Today’s Zenit posting had an article titled: Nuns Invited to Help Poor by Drinking Tea. Interesting idea, I thought. Help the poor by drinking tea. (I like coffee more.) Sounds easy and given the recent economic problems we’re facing in the USA –and scanning the news services shows problems with the economy are global– I wonder what we are doing about the poor of this country. Granted the poor in the developing world are far poorer and have much less access to resources to fulfill human basic needs than our poor brothers and sisters in the USA. Nonetheless, I think we all need to figure out an adequate plan on how to assist the poor in our own cities and abroad.
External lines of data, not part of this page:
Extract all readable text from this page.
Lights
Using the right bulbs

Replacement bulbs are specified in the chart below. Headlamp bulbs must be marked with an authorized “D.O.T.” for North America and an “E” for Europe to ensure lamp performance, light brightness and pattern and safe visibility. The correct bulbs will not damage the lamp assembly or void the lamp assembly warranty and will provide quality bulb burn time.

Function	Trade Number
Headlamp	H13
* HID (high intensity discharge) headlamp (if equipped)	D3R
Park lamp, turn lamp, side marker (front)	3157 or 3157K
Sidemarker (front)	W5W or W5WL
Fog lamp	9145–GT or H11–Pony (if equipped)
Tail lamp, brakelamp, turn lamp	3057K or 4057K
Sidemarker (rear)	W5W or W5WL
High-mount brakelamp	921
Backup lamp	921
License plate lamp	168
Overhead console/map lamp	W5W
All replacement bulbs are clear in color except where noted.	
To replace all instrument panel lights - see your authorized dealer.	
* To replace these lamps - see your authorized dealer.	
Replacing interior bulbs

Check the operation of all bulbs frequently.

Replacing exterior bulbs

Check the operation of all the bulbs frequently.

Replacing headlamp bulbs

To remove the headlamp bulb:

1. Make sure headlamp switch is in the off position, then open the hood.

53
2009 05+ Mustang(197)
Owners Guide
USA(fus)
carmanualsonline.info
The Beatitudes quickly come to mind as does the parable of the widow’s mite, and the rich young man. I’d be negligent if I didn’t say the spiritual and corporal works of mercy.
A variety of religious congregations of sisters are leading the charge by making this invitation as concrete as possible by encouraging others to buy tea and coffee sold by Fairtrade workers. Of course, the Franciscans are behind this good work! The Zenit article says: “Springing from a financial vision and a commitment based on the values of the Gospel,” the organizers explained, “new economic relations can arise, challenging men and women religious to make their choices as consumers, beginning with a critical conscience, with bases in the political, economic and social reality.” My challenge: let’s not let the vowed religious do this act of mercy alone.
Are good deeds only left to nuns and priests? I hope not. The Good News of our Lord and Savior Jesus Christ is for all people and therefore we have to let the words announcing our salvation to cut closely to our human experience. Would it be possible for us, on this side of the ocean, to purchase food products from Fairtrade? Yes, because Fairtrade also operates here in the USA. See the links below. Those unfamilar with the work of Fairtrade should know that it is an organization that represents more than 4,000 groups of workers worldwide.
In early January, the Pope called on Governments to assist the poor: “We need to give new hope to the poor,” he said. “How can we not think of so many individuals and families hard pressed by the difficulties and uncertainties which the current financial and economic crisis has provoked on a global scale? How can we not mention the food crisis and global warming, which make it even more difficult for those living in some of the poorest parts of the planet to have access to nutrition and water?” (Address to Diplomatic Corps, 8 January 2009). Pope Benedict, quoting the First Letter of Saint John, offers us a challenge in this year’s Lenten message: “If anyone has the world’s goods and sees his brother in need, yet shuts up his bowels of compassion from him — how does the love of God abide in him?” (1 John 3:17).